- Directed by: Harry Lachman
- Written by: Alfred Savoir (play)
- Starring: Madeleine Renaud; Pierre Blanchar; Jeanne Fusier-Gir;
- Cinematography: Rudolph Maté
- Music by: Marcel Lattès
- Production company: Les Studios Paramount
- Distributed by: Les Films Paramount
- Release date: 15 April 1932;
- Running time: 95 minutes
- Country: France
- Language: French

= The Dressmaker of Luneville =

1932 film

The Dressmaker of Luneville (La couturière de Lunéville) is a 1932 French comedy film directed by Harry Lachman and starring Madeleine Renaud, Pierre Blanchar and Jeanne Fusier-Gir. It was made at the Joinville Studios by the French subsidiary of Paramount Pictures. Fox later bought the rights to the film and remade it as Dressed to Thrill in 1935.

== Synopsis ==
A young dressmaker is so distraught when she is abandoned by her lover that she contemplates suicide. Instead she goes to America and becomes a big star under the stage name Irene Salvago.
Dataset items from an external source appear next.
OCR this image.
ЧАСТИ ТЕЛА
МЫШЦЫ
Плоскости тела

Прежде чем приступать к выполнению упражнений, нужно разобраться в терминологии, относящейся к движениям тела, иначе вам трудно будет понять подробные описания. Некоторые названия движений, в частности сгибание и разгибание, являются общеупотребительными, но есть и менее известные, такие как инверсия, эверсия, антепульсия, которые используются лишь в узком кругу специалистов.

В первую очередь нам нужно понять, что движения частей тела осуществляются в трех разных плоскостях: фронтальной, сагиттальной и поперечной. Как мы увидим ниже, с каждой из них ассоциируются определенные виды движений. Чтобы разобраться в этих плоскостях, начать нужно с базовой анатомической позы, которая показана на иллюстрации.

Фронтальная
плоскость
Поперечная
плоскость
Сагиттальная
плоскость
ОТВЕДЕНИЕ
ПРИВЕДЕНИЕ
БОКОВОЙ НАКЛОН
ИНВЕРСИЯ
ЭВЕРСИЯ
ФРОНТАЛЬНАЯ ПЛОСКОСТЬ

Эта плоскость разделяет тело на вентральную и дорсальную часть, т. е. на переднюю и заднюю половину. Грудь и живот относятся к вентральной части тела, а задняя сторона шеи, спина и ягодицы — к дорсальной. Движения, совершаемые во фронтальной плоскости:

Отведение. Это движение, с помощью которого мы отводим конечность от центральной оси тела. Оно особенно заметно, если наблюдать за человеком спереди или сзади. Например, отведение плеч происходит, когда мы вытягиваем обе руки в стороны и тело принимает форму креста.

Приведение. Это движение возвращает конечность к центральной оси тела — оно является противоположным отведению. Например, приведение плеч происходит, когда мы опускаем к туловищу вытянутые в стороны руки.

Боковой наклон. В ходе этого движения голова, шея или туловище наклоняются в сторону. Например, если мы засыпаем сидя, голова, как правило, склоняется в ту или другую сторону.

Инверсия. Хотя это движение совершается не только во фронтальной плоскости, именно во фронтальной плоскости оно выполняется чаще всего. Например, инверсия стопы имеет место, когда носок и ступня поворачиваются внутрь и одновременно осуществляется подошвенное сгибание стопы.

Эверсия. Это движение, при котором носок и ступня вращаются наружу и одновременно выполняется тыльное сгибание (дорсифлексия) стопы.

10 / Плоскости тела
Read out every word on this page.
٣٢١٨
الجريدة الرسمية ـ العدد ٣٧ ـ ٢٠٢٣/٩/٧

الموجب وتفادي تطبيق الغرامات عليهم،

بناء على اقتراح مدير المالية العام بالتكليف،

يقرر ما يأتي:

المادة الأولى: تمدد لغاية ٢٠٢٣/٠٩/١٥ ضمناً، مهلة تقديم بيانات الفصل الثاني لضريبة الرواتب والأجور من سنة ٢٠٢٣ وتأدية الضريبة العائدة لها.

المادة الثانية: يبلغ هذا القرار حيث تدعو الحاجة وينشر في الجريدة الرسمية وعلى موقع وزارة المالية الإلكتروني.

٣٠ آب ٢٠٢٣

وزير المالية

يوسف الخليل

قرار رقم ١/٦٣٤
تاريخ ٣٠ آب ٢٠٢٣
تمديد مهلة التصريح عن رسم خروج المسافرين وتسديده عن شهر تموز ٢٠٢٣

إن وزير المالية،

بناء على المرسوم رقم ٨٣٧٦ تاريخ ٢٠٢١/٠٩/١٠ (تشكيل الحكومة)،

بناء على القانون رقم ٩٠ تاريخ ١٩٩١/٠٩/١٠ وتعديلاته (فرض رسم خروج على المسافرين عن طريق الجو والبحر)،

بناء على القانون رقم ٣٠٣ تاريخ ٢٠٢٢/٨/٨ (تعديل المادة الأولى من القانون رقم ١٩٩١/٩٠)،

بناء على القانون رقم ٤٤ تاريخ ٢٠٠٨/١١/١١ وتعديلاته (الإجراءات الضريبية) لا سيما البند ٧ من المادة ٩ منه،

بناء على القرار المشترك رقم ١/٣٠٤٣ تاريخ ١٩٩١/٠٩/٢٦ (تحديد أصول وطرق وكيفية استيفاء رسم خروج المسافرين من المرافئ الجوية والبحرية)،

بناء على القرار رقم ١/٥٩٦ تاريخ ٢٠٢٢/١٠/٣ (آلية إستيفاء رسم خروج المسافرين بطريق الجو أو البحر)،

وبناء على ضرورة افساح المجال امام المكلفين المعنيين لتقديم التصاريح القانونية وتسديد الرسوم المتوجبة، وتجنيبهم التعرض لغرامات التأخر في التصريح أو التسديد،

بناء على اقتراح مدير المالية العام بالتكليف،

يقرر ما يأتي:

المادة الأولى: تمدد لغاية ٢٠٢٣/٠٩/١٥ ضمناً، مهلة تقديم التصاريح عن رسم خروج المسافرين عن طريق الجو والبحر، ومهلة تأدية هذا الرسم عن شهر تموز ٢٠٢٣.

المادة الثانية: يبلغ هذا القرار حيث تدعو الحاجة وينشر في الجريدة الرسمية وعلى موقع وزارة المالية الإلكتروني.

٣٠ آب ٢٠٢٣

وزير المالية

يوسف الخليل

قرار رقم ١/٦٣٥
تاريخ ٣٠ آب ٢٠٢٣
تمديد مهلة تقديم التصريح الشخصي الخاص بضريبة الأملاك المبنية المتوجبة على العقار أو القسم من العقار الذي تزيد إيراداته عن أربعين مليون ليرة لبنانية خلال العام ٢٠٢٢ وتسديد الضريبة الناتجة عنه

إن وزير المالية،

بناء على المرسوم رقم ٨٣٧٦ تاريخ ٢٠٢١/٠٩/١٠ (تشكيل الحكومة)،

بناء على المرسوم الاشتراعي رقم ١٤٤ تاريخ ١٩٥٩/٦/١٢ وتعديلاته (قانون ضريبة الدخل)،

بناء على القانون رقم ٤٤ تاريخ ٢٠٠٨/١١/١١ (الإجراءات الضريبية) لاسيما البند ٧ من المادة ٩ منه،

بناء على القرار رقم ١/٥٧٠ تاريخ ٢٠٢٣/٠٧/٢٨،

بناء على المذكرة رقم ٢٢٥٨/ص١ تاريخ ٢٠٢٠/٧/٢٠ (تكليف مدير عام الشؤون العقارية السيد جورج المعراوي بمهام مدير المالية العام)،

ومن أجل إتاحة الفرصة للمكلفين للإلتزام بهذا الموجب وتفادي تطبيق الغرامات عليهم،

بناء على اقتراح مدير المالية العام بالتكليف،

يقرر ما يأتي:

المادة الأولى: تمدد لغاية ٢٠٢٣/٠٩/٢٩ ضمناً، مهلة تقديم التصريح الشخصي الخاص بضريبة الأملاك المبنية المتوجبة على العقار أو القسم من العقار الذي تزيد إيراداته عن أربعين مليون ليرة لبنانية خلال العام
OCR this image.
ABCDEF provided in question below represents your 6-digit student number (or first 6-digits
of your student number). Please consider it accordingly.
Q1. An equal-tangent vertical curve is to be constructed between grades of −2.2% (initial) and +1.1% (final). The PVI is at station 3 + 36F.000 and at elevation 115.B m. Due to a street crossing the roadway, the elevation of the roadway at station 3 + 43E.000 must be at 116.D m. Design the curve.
Returning to Paris, she encounters her former love who doesn't recognise her. She decides to gain her revenge by making him fall in love with her.

== Cast ==
- Madeleine Renaud as Anna Tripied / Irene Salvago
- Pierre Blanchar as Claude Roland
- Jeanne Fusier-Gir as Léonie
- Armand Lurville as Silbur
- Monique Rolland
- R. Dock
- Billy Milton
- Jean Gobet
- Pierre Labry

== Bibliography ==
- Segrave, Kerry. Foreign Films in America: A History. McFarland, 2004.